Sun, August 9, 8:00 to 9:00am, TBA

Abstract

With increasingly publicized Indigenous resistance and resurgence movements, Canadians and Americans are no longer able to claim ignorance about colonial harms. While settler allies are part of the movement, gestures towards allyship can quickly turn to recolonization, including in academia. Justice-oriented researchers can inadvertently do more harm by extracting knowledge for personal gains, taking up space and resources, and reaffirming colonial systems of knowledge production. Indigenous literature urges settlers to understand their place in movements, avoid performative allyship and white savior ideologies, and stress action over intentionality. This research explores ways settler academics can offer transformative possibilities by mapping strategies for accountability, relationality, and reciprocal collaboration. Ultimately, this project contributes to broader conversations on decolonization and abolition work in the academy, exploring ethical pathways for white researchers committed to equity, repair, and collective liberation.

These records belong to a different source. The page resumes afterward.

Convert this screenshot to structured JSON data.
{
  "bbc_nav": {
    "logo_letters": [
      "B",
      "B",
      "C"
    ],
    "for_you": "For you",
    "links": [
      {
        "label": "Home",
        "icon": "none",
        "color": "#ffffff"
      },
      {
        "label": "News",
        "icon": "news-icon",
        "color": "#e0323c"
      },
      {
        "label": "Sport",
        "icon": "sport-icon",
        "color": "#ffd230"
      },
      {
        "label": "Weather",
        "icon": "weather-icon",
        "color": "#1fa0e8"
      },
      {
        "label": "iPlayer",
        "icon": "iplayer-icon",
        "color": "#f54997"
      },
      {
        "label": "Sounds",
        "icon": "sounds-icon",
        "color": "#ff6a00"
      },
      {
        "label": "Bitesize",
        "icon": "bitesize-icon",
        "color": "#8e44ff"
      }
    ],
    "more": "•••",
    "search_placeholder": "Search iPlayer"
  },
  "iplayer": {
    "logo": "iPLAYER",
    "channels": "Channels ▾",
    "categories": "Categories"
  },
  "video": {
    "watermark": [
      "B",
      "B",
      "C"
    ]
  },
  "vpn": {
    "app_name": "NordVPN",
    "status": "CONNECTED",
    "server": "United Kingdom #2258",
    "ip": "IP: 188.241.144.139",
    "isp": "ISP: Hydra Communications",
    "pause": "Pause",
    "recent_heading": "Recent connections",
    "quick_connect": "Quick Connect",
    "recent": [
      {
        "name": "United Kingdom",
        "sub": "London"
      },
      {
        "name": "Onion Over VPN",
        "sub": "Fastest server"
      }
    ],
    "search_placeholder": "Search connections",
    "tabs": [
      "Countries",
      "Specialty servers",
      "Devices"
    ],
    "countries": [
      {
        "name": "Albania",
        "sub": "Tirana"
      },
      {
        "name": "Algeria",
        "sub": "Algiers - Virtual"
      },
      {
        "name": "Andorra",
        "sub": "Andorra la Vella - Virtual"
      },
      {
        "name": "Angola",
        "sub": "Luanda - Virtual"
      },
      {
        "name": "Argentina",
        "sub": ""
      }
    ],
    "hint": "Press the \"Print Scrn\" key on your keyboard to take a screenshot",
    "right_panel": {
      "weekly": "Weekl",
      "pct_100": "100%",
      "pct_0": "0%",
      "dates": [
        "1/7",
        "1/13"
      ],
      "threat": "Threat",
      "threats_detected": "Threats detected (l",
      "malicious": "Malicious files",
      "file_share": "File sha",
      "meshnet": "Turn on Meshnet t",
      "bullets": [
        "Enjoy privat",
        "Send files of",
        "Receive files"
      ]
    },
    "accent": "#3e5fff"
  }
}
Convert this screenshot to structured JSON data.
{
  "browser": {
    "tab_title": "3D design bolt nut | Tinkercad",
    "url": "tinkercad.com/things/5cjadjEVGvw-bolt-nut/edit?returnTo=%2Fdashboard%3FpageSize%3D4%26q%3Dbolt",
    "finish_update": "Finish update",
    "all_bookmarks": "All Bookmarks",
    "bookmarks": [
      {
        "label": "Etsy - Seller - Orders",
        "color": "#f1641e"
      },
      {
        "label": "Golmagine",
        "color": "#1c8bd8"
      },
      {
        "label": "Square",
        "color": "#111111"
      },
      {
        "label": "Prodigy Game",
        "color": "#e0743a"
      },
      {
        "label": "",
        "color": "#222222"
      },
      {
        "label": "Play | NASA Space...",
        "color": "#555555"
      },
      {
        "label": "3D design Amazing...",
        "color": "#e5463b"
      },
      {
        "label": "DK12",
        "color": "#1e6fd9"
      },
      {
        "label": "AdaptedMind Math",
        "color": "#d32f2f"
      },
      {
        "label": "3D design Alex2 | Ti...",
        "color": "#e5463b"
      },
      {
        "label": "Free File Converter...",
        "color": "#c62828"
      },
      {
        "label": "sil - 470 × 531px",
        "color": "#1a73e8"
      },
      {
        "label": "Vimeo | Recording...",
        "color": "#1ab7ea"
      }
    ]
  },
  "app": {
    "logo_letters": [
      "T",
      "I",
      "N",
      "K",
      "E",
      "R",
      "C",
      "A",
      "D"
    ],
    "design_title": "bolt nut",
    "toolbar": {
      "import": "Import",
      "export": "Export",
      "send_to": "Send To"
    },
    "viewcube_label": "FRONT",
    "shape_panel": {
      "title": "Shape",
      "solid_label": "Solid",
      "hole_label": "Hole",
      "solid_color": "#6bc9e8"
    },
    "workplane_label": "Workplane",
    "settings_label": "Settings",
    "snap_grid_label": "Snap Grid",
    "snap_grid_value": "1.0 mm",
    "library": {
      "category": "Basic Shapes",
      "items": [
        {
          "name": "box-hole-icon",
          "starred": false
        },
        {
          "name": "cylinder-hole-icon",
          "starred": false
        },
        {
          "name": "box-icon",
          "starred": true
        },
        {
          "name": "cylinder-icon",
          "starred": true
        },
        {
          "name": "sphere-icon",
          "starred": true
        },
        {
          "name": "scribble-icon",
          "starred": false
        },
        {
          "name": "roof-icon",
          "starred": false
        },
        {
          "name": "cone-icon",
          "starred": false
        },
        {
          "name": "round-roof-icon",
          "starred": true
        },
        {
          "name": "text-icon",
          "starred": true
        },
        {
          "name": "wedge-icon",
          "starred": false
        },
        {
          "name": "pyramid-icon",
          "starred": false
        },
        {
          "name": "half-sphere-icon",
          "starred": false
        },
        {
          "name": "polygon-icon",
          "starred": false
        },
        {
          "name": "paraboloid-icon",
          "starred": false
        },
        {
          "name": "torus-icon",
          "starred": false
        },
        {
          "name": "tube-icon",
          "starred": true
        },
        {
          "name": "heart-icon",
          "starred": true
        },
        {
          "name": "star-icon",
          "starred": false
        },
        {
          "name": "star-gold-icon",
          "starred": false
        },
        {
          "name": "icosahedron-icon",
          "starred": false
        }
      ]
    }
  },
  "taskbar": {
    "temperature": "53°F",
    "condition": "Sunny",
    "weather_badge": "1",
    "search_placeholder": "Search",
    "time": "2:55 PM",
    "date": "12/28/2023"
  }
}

I am a first-year PhD student in Sociology at the University of Tennessee Knoxville and research assistant with the Appalachian Justice Research Center. I am a first-generation settler Canadian on my mom’s side and second generation on my dad’s; both families immigrated from Ukraine. My research and teaching decolonial pathways in academia is grounded in my own family history and upbringing on the settler-colonized Canadian Prairies. I also bring decades of experience with solidarity and activism.